Pricing optimization is the ability to shape pricing based on the context in which customers encounter it. Most banks and insurance providers have large sales teams, offering complex webs of different products and services. If they work in isolation, they can often be unaware of products available elsewhere in the business. And because they’re usually driven by the bottom line, it can be easy for sales teams to fall back on personal experience rather than data-driven insights.

Using a variety of data from sources such as surveys, past product pricing, and sales histories, financial data scientists can help drive profit and save headaches for these sales teams.

How does this work in practice? Well, advanced machine learning analytics can carry out tests on various scenarios (e.g. whether to bundle services together or to sell them individually) allowing teams to produce smarter strategies. Financial data scientists will also ensure these algorithms integrate effectively with an organization’s systems, drawing data as necessary to automate much of the process. This means salespeople can do what they do best: sell! While pricing optimization may sound cynical, it ultimately gives customers what they want (good value) while maximizing profit for the company.
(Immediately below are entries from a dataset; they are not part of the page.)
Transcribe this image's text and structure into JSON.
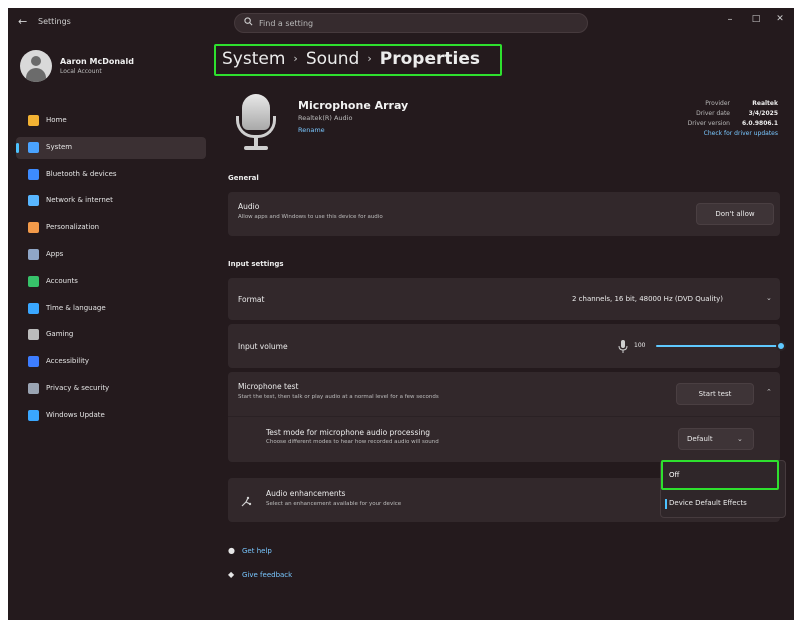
{
  "titlebar": {
    "back_glyph": "←",
    "title": "Settings",
    "search_placeholder": "Find a setting",
    "search_icon": "search-icon",
    "minimize": "–",
    "maximize": "□",
    "close": "✕"
  },
  "profile": {
    "name": "Aaron McDonald",
    "account": "Local Account"
  },
  "sidebar": {
    "items": [
      {
        "label": "Home",
        "icon": "home-icon",
        "color": "#f2b233"
      },
      {
        "label": "System",
        "icon": "system-icon",
        "color": "#4aa3ff",
        "active": true
      },
      {
        "label": "Bluetooth & devices",
        "icon": "bluetooth-icon",
        "color": "#3d8bff"
      },
      {
        "label": "Network & internet",
        "icon": "network-icon",
        "color": "#58b6ff"
      },
      {
        "label": "Personalization",
        "icon": "personalization-icon",
        "color": "#f29a4a"
      },
      {
        "label": "Apps",
        "icon": "apps-icon",
        "color": "#8fa6c7"
      },
      {
        "label": "Accounts",
        "icon": "accounts-icon",
        "color": "#37c26a"
      },
      {
        "label": "Time & language",
        "icon": "time-language-icon",
        "color": "#3aa7ff"
      },
      {
        "label": "Gaming",
        "icon": "gaming-icon",
        "color": "#bcbcbc"
      },
      {
        "label": "Accessibility",
        "icon": "accessibility-icon",
        "color": "#3d7dff"
      },
      {
        "label": "Privacy & security",
        "icon": "shield-icon",
        "color": "#9aa4b3"
      },
      {
        "label": "Windows Update",
        "icon": "windows-update-icon",
        "color": "#3aa7ff"
      }
    ]
  },
  "breadcrumb": {
    "part1": "System",
    "part2": "Sound",
    "current": "Properties",
    "separator": "›"
  },
  "device": {
    "name": "Microphone Array",
    "subtitle": "Realtek(R) Audio",
    "rename": "Rename",
    "provider_label": "Provider",
    "provider_value": "Realtek",
    "date_label": "Driver date",
    "date_value": "3/4/2025",
    "version_label": "Driver version",
    "version_value": "6.0.9806.1",
    "update_link": "Check for driver updates"
  },
  "general": {
    "title": "General",
    "audio_title": "Audio",
    "audio_desc": "Allow apps and Windows to use this device for audio",
    "audio_button": "Don't allow"
  },
  "input": {
    "title": "Input settings",
    "format_label": "Format",
    "format_value": "2 channels, 16 bit, 48000 Hz (DVD Quality)",
    "volume_label": "Input volume",
    "volume_value": "100",
    "volume_level": 1.0,
    "mictest_title": "Microphone test",
    "mictest_desc": "Start the test, then talk or play audio at a normal level for a few seconds",
    "mictest_button": "Start test",
    "testmode_title": "Test mode for microphone audio processing",
    "testmode_desc": "Choose different modes to hear how recorded audio will sound",
    "testmode_value": "Default"
  },
  "enhancements": {
    "title": "Audio enhancements",
    "desc": "Select an enhancement available for your device",
    "options": [
      "Off",
      "Device Default Effects"
    ]
  },
  "footer": {
    "help": "Get help",
    "feedback": "Give feedback"
  }
}
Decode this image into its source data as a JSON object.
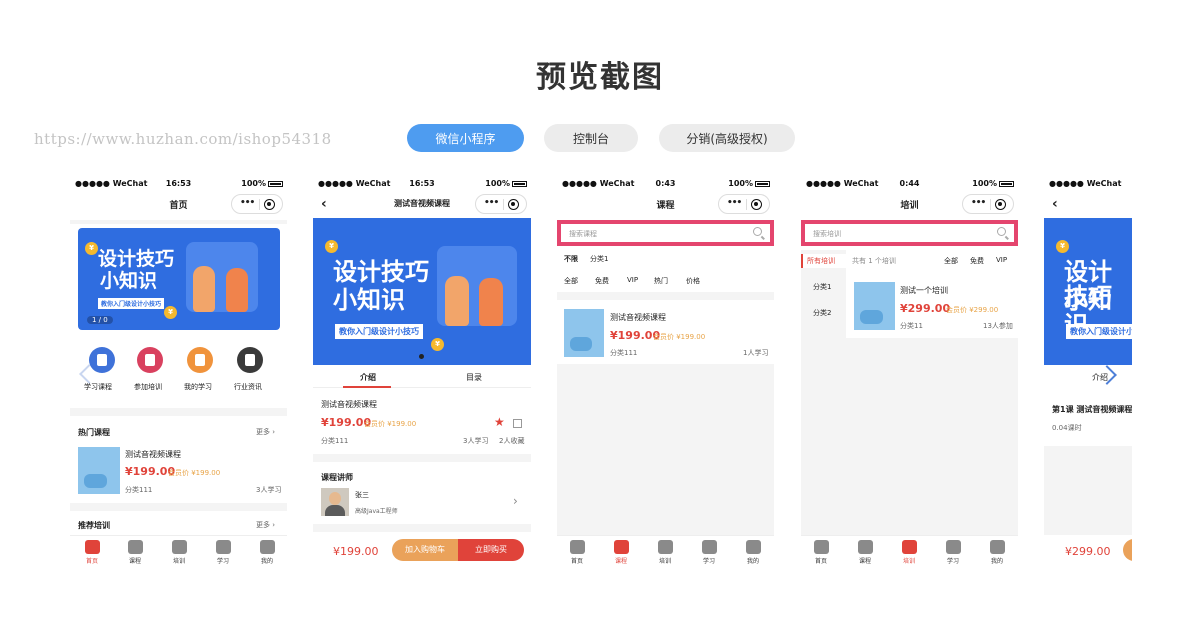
{
  "page": {
    "title": "预览截图",
    "watermark": "https://www.huzhan.com/ishop54318",
    "tabs": [
      {
        "label": "微信小程序",
        "active": true
      },
      {
        "label": "控制台",
        "active": false
      },
      {
        "label": "分销(高级授权)",
        "active": false
      }
    ]
  },
  "statusbar": {
    "carrier": "●●●●● WeChat",
    "battery": "100%"
  },
  "screen1": {
    "time": "16:53",
    "nav_title": "首页",
    "banner": {
      "line1": "设计技巧",
      "line2": "小知识",
      "subtitle": "教你入门级设计小技巧",
      "counter": "1 / 0",
      "coin": "¥"
    },
    "menu": [
      {
        "label": "学习课程",
        "color": "#3f72d9",
        "icon": "book-icon"
      },
      {
        "label": "参加培训",
        "color": "#d9415f",
        "icon": "bookmark-icon"
      },
      {
        "label": "我的学习",
        "color": "#f0933c",
        "icon": "doc-icon"
      },
      {
        "label": "行业资讯",
        "color": "#3a3a3a",
        "icon": "news-icon"
      }
    ],
    "hot_title": "热门课程",
    "more": "更多",
    "course": {
      "name": "测试音视频课程",
      "price": "¥199.00",
      "vip": "会员价 ¥199.00",
      "category": "分类111",
      "learners": "3人学习"
    },
    "rec_title": "推荐培训"
  },
  "tabbar": [
    "首页",
    "课程",
    "培训",
    "学习",
    "我的"
  ],
  "screen2": {
    "time": "16:53",
    "nav_title": "测试音视频课程",
    "tab_intro": "介绍",
    "tab_catalog": "目录",
    "course_name": "测试音视频课程",
    "price": "¥199.00",
    "vip": "会员价 ¥199.00",
    "category": "分类111",
    "learners": "3人学习",
    "favorites": "2人收藏",
    "teacher_title": "课程讲师",
    "teacher_name": "张三",
    "teacher_role": "高级Java工程师",
    "bottom_price": "¥199.00",
    "add_cart": "加入购物车",
    "buy_now": "立即购买"
  },
  "screen3": {
    "time": "0:43",
    "nav_title": "课程",
    "search_placeholder": "搜索课程",
    "filter_row1": [
      "不限",
      "分类1"
    ],
    "filter_row2": [
      "全部",
      "免费",
      "VIP",
      "热门",
      "价格"
    ],
    "course": {
      "name": "测试音视频课程",
      "price": "¥199.00",
      "vip": "会员价 ¥199.00",
      "category": "分类111",
      "learners": "1人学习"
    }
  },
  "screen4": {
    "time": "0:44",
    "nav_title": "培训",
    "search_placeholder": "搜索培训",
    "side": [
      "所有培训",
      "分类1",
      "分类2"
    ],
    "count": "共有 1 个培训",
    "filters": [
      "全部",
      "免费",
      "VIP"
    ],
    "item": {
      "name": "测试一个培训",
      "price": "¥299.00",
      "vip": "会员价 ¥299.00",
      "category": "分类11",
      "joined": "13人参加"
    }
  },
  "screen5": {
    "tab_intro": "介绍",
    "lesson": "第1课 测试音视频课程",
    "hours": "0.04课时",
    "price": "¥299.00"
  }
}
Everybody wins.

8. Product development

One of the fastest-growing uses of data science in the finance industry comes from fintech (financial technology) providers. This nascent area of the industry has only emerged in recent years, but has been quick to take advantage of the sluggish pace of change prevalent in larger, more rigid financial organizations (such as older banks). Sweeping in with a disruptive start-up mentality, fintech companies are offering exciting innovations at a much faster pace than global organizations can manage.

While many fintech providers have launched digital banks, others focus on specific areas of technology, before selling these on. Blockchain and cryptocurrency, mobile payment platforms, analytics-driven trading apps, lending software, and AI-based insurance products are just a few examples of fintech that is driven by data science.

9. General data management

As mentioned, financial institutions have access to huge amounts of data. The potential sources are vast: mobile interactions, social media data, cash transactions, marketplace reports…you get the idea. It’s not something many people think about, but besides the social media giants, the finance sector has access to more of our data than probably any other industry. Harnessed properly, these goldmines of data can provide invaluable financial business intelligence. But harnessing these data properly is half of the challenge.

While the majority of these data are digitized, most lack any structure at all. And with real-time data constantly streaming in, bringing order to this chaos is a headache. While numbers one to eight on our list explored the flashy results of this data science journey, data management in finance is a huge task in itself. It requires teams of data experts who can build data warehouses, mine data, understand the complexities of the industry, and do all this while developing novel approaches to working with it. Data engineers and data architects (who manage data itself) are vital to effective financial data management.

Close up of finance data analysts working together

Wrap-up and further reading

In this post, we explored the nine top uses of data science in the finance sector. As we’ve learned, increasingly precise statistical techniques and modern technologies have transformed the way the finance industry works. And they will continue to do so.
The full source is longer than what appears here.